The process chambers 101, in which a processing gas is used, require regular or irregular maintenance. When the maintenance is to be performed on one process chamber 101, a valve 103, disposed downstream of that process chamber 101, is closed, and the process chamber 101 is separated from the semiconductor-device manufacturing apparatus 100. Then, the maintenance of the process chamber 101 is performed. Processing of wafers is continued in the other process chambers 101, and the booster pumps 111 and the main pump 112 evacuate the processing gas from the other process chambers 101.
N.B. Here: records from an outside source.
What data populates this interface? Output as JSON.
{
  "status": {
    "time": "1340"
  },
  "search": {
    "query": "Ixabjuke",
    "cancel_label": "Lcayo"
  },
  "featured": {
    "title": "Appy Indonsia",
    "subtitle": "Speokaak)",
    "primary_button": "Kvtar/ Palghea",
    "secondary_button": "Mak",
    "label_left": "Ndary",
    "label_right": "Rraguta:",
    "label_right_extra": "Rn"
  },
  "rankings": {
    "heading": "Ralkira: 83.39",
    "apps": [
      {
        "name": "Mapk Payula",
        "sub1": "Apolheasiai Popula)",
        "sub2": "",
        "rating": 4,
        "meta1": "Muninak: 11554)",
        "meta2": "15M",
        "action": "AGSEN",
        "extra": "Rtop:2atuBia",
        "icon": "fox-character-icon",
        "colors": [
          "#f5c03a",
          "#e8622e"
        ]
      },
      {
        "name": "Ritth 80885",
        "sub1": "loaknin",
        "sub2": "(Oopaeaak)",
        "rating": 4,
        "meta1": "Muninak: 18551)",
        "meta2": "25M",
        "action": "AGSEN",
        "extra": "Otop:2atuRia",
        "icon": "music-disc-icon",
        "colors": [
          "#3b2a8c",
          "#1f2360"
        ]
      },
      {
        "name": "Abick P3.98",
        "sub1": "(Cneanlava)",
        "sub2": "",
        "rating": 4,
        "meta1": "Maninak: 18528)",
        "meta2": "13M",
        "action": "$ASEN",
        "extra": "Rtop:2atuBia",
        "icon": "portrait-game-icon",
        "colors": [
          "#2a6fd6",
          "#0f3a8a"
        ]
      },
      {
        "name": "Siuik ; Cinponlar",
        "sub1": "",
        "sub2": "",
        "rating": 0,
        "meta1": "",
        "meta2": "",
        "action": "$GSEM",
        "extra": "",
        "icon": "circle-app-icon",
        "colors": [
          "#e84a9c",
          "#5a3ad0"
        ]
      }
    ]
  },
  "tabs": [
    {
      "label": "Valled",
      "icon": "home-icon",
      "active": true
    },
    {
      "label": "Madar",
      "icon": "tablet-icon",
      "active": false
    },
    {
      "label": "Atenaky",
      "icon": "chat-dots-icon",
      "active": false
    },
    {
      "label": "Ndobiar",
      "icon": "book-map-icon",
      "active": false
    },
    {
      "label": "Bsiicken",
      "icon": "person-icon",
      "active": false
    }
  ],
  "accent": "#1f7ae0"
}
After the maintenance is completed, the process chamber 101 is coupled to the semiconductor-device manufacturing apparatus 100, and the valve 103 is opened. A gas (typically a clean air) having the atmospheric pressure existing in the process chamber 101 that has been subjected to the maintenance is pumped out and pressurized by the booster pump 111 disposed downstream of that process chamber 101, and then flows into the collecting pipe 113. As a result, the pressure in the collecting pipe 113 increases.

The booster pump 111 is a machine that creates a differential pressure between a suction side and a discharge side thereof. Therefore, when the pressure in the collecting pipe 113, i.e., the pressure at the discharge side of the booster pump 111, increases, the pressure at the suction side of the booster pump 111 that is evacuating the processing gas from the process chamber 101 also increases. As a result, the pressure in the process chamber 101 in which processing of a wafer is being performed increases, thus causing the semiconductor-device manufacturing apparatus 100 to detect a pressure abnormality and to stop its operation.

SUMMARY OF THE INVENTION

According to an embodiment, there is provided a vacuum evacuation system which can prevent an increase in pressure in one process chamber when evacuating an atmospheric-pressure gas from another process chamber.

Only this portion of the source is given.